她話鋒陡然一轉,聲音拔高,指向身後,“你們看看我們身後!看看這座楓林城!裡面也有幾十萬的百姓!他們是我們的父母、我們的妻兒、我們的兄弟姐妹!”
“叛軍驅趕百姓攻城,就是想讓我們不忍下手!想消耗我們的滾石、我們的箭矢、我們賴以守城的‘火藥’!想讓我們心慈手軟,然後他們好趁機破城!”
“一旦城破!你們想想!裡面的幾十萬人會是什麼下場?!男人會被殺,女人會被凌辱,孩子會成為奴隸!整座城將會變成人間地獄!”
“我們現在舉起刀槍,不是為了屠殺!是為了守護!守護我們身後的家人!守護這座城裡的每一個無辜者!”
“這是戰爭!不是兒戲!對敵人的仁慈,就是對我們自己人的屠殺!收起你們的不忍!拿起你們的武器!守住這道城牆!不是為了殺人,是為了救人!救我們身後千千萬萬的人!”
綺羅郡主的訓話,如同在每個人心頭點燃了一把火,一把混雜著悲憤、絕望和決絕的火焰。
士兵們眼中的迷茫和猶豫漸漸被一種沉重的責任感取代。
他們明白,郡主說得對。他們沒有退路。
許長生看著這一幕,心中嘆息。
他知道,這番動員雖然暫時穩住了軍心,但那種親手屠戮同胞的心理陰影,將會伴隨很多人一生。
他必須想辦法儘量減少這種傷亡和內心的煎熬。
他轉向秦統領,冷靜地分析道:“秦統領,你看。叛軍只給這些百姓木棍,連像樣的武器都沒有。他們真正的殺招,是跟在後面的攻城車!只要百姓藉助攻城車爬上來,我們就被動了。”
秦統領眼神一凝:“許先生的意思是?”
“炸掉攻城車!”許長生斬釘截鐵地說,“只要攻城車毀了,這些百姓沒有器械,根本上不了城牆!他們手無寸鐵,對我們威脅有限。叛軍想用他們消耗我們的火藥,那我們就如他們所願,但只炸車,不炸人!至少…儘量不直接炸到人。”

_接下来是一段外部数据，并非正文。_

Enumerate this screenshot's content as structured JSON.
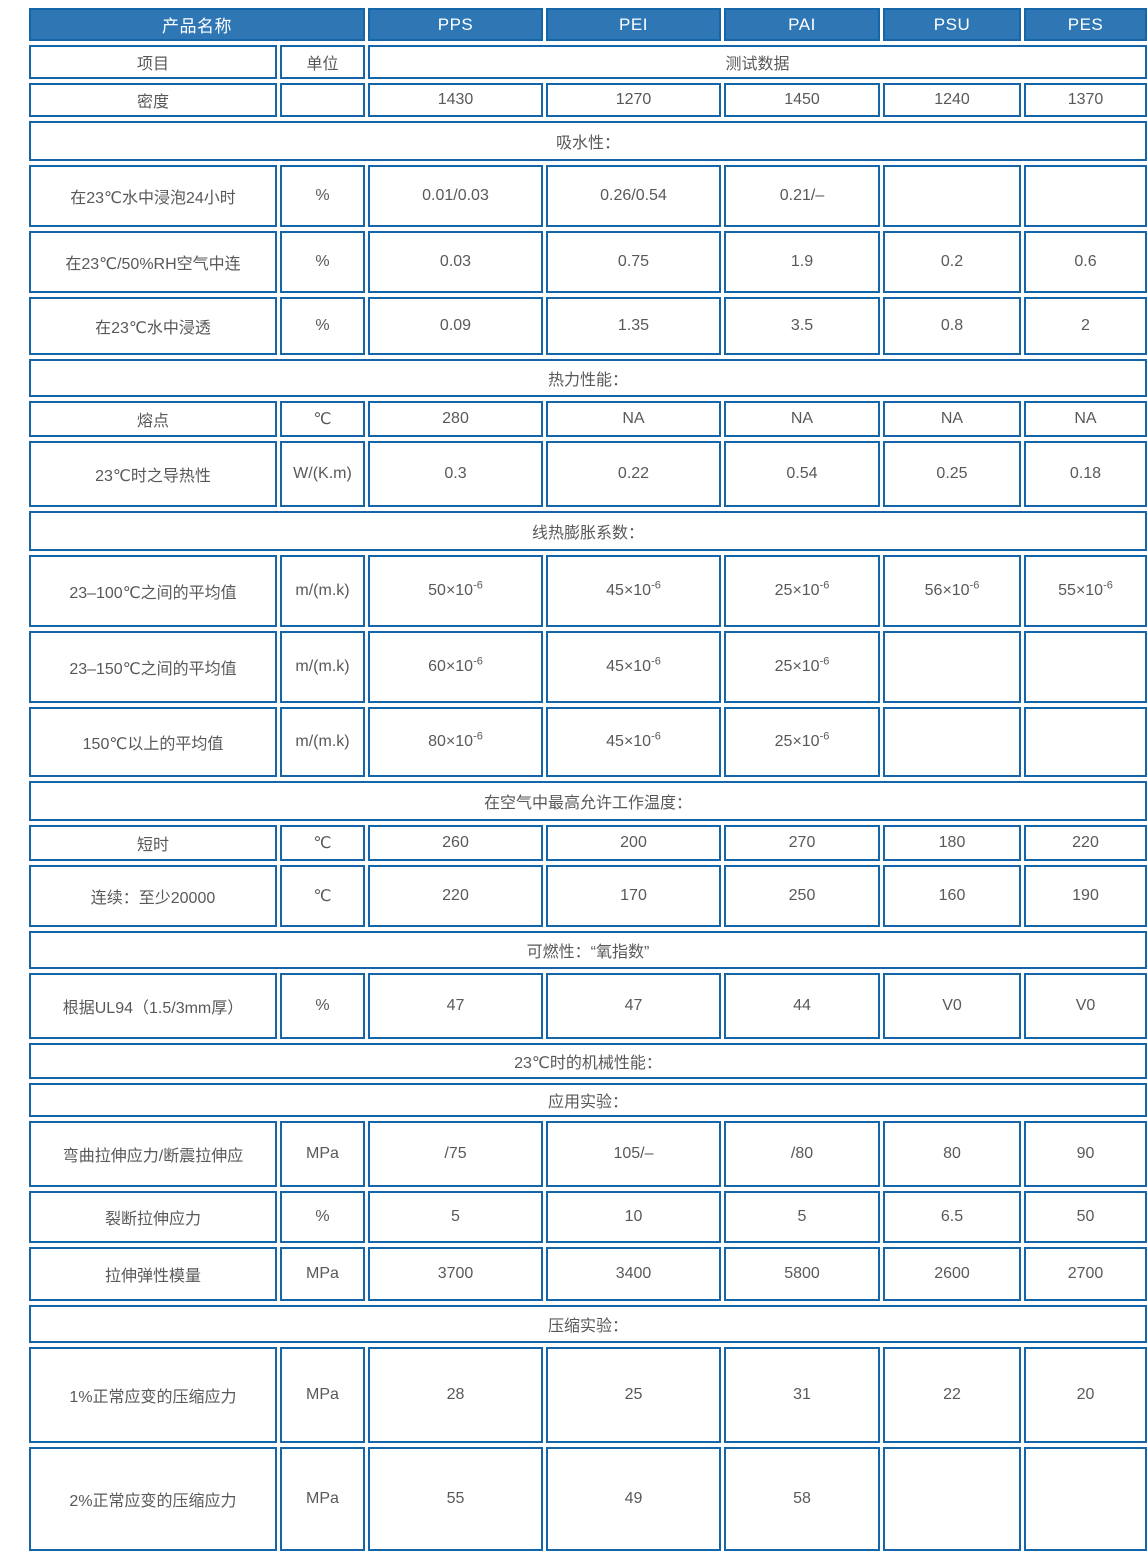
{
  "colors": {
    "header_background": "#2f76b5",
    "header_text": "#ffffff",
    "border": "#1565a9",
    "body_text": "#595959"
  },
  "table": {
    "header": {
      "product_name": "产品名称",
      "products": [
        "PPS",
        "PEI",
        "PAI",
        "PSU",
        "PES"
      ]
    },
    "subheader": {
      "item": "项目",
      "unit": "单位",
      "test_data": "测试数据"
    },
    "rows": [
      {
        "type": "data",
        "label": "密度",
        "unit": "",
        "values": [
          "1430",
          "1270",
          "1450",
          "1240",
          "1370"
        ]
      },
      {
        "type": "section",
        "label": "吸水性："
      },
      {
        "type": "data",
        "label": "在23℃水中浸泡24小时",
        "unit": "%",
        "values": [
          "0.01/0.03",
          "0.26/0.54",
          "0.21/–",
          "",
          ""
        ]
      },
      {
        "type": "data",
        "label": "在23℃/50%RH空气中连",
        "unit": "%",
        "values": [
          "0.03",
          "0.75",
          "1.9",
          "0.2",
          "0.6"
        ]
      },
      {
        "type": "data",
        "label": "在23℃水中浸透",
        "unit": "%",
        "values": [
          "0.09",
          "1.35",
          "3.5",
          "0.8",
          "2"
        ]
      },
      {
        "type": "section",
        "label": "热力性能："
      },
      {
        "type": "data",
        "label": "熔点",
        "unit": "℃",
        "values": [
          "280",
          "NA",
          "NA",
          "NA",
          "NA"
        ]
      },
      {
        "type": "data",
        "label": "23℃时之导热性",
        "unit": "W/(K.m)",
        "values": [
          "0.3",
          "0.22",
          "0.54",
          "0.25",
          "0.18"
        ]
      },
      {
        "type": "section",
        "label": "线热膨胀系数："
      },
      {
        "type": "data",
        "label": "23–100℃之间的平均值",
        "unit": "m/(m.k)",
        "values": [
          "50×10^-6",
          "45×10^-6",
          "25×10^-6",
          "56×10^-6",
          "55×10^-6"
        ]
      },
      {
        "type": "data",
        "label": "23–150℃之间的平均值",
        "unit": "m/(m.k)",
        "values": [
          "60×10^-6",
          "45×10^-6",
          "25×10^-6",
          "",
          ""
        ]
      },
      {
        "type": "data",
        "label": "150℃以上的平均值",
        "unit": "m/(m.k)",
        "values": [
          "80×10^-6",
          "45×10^-6",
          "25×10^-6",
          "",
          ""
        ]
      },
      {
        "type": "section",
        "label": "在空气中最高允许工作温度："
      },
      {
        "type": "data",
        "label": "短时",
        "unit": "℃",
        "values": [
          "260",
          "200",
          "270",
          "180",
          "220"
        ]
      },
      {
        "type": "data",
        "label": "连续：至少20000",
        "unit": "℃",
        "values": [
          "220",
          "170",
          "250",
          "160",
          "190"
        ]
      },
      {
        "type": "section",
        "label": "可燃性：“氧指数”"
      },
      {
        "type": "data",
        "label": "根据UL94（1.5/3mm厚）",
        "unit": "%",
        "values": [
          "47",
          "47",
          "44",
          "V0",
          "V0"
        ]
      },
      {
        "type": "section",
        "label": "23℃时的机械性能："
      },
      {
        "type": "section",
        "label": "应用实验："
      },
      {
        "type": "data",
        "label": "弯曲拉伸应力/断震拉伸应",
        "unit": "MPa",
        "values": [
          "/75",
          "105/–",
          "/80",
          "80",
          "90"
        ]
      },
      {
        "type": "data",
        "label": "裂断拉伸应力",
        "unit": "%",
        "values": [
          "5",
          "10",
          "5",
          "6.5",
          "50"
        ]
      },
      {
        "type": "data",
        "label": "拉伸弹性模量",
        "unit": "MPa",
        "values": [
          "3700",
          "3400",
          "5800",
          "2600",
          "2700"
        ]
      },
      {
        "type": "section",
        "label": "压缩实验："
      },
      {
        "type": "data",
        "label": "1%正常应变的压缩应力",
        "unit": "MPa",
        "values": [
          "28",
          "25",
          "31",
          "22",
          "20"
        ]
      },
      {
        "type": "data",
        "label": "2%正常应变的压缩应力",
        "unit": "MPa",
        "values": [
          "55",
          "49",
          "58",
          "",
          ""
        ]
      }
    ]
  }
}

這已經是目前情況下,能將道德負擔和實際傷亡降到最低的策略了。
許長生心中補充道,雖然爆炸的衝擊波依然會波及無辜,但總比用刀劍親手砍殺要好。
同時,他心中的疑團越來越大:劉寶從哪裡搞來這麼多攻城車?還如此不惜代價地用來消耗?難道…他知道火藥存量不多?有內奸?還是…對方有某種快速製造這些大型器械的方法?
不容他細想,叛軍的隊伍已經逼近。